The realm of Technical Support is there to provide expert assistance to those who are not so tech-savvy. Although they still expect you to know what a computer is, and how to turn it on, and to know that you can’t ‘fix the internet’ because it isn’t pretty enough. You have been warned…

Needs To Be Schooled On The Internet

| VI, USA | Extra Stupid, School, Technology

(I work for a school that offers online classes. A parent from Georgia calls with a very simple request:)

Me: “Hi, thank you for calling [Company]. My name is [My Name]. How can I assist you today?”

Parent: “Yes, I’m thinking of turning off the Internet up here at the house and I want to know if that’s going to affect my daughter’s online school?”

Me: “Yes, sir, I believe it might.”

I Swear By My Password

, | TX, USA | Language & Words, Rude & Risque, Technology

(I work for an ISP that also provides e-mail. The phone rings.)

Me: “Thank you for calling [Provider]. How can I help you today?”

Customer: “Hi, I just got a new computer, and I can’t remember the password to log into my e-mail.”

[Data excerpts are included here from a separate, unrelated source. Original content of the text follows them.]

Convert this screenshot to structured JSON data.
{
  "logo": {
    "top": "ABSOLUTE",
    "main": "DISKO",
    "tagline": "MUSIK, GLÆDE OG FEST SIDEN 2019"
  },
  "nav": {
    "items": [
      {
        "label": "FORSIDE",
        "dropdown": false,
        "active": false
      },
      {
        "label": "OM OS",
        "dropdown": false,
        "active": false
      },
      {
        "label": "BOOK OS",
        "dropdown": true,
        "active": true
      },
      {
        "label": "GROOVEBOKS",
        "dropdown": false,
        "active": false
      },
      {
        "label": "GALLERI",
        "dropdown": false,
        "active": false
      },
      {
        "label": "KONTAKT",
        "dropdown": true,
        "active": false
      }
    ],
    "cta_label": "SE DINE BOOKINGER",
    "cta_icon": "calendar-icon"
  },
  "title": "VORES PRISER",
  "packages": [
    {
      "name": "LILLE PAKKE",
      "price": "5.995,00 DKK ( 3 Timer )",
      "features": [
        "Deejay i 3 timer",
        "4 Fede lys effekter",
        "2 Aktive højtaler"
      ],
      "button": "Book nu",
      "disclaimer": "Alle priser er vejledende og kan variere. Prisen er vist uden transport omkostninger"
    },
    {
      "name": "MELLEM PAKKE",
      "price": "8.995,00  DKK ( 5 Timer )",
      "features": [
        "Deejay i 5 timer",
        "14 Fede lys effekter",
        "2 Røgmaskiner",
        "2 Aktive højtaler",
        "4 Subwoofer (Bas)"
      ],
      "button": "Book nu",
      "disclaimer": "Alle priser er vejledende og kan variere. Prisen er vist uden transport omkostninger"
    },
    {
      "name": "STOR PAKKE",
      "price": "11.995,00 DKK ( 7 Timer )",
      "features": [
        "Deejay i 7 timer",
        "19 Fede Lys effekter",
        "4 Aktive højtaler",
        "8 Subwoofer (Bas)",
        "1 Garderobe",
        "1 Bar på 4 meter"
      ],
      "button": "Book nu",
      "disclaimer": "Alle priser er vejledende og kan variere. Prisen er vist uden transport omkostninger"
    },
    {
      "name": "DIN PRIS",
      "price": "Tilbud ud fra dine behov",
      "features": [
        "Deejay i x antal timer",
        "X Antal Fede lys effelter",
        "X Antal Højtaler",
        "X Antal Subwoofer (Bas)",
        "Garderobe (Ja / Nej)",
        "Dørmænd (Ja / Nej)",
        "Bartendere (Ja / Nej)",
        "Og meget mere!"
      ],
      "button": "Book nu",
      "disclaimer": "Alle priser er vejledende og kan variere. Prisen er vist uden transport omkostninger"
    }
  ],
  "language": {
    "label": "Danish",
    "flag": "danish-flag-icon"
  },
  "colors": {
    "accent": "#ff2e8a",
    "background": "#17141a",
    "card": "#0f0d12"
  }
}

Me: “I can certainly help you out with that. Give me one moment to bring up your account.”

(I verify some information with her and bring up her info, including her e-mail password. Because of what it is though, I’m having trouble figuring out how to give it to her.)

Me: “Okay… So, I have your password up now. So I just want to be clear that what I’m about to tell you is really what I’m seeing on my screen.”

Customer: “All right.”

Me: “Okay, well, the password is ‘f*** you.'”

(I hear some typing in the background.)

Customer: “Great! That was it! Thank you so much!” *click*

Not Ready For The Digit-al Age

| UK | Extra Stupid, Technology

(Our customer references are eight digits long, which we need to find the customers on our system.)

Customer: “My reference is-” *gives six digits*

(I wait a couple of seconds.)

Me: “I’m sorry; I think the line may have cut out as that reference is a bit too short.”

Customer: “Do you really need me to read out the whole thing?”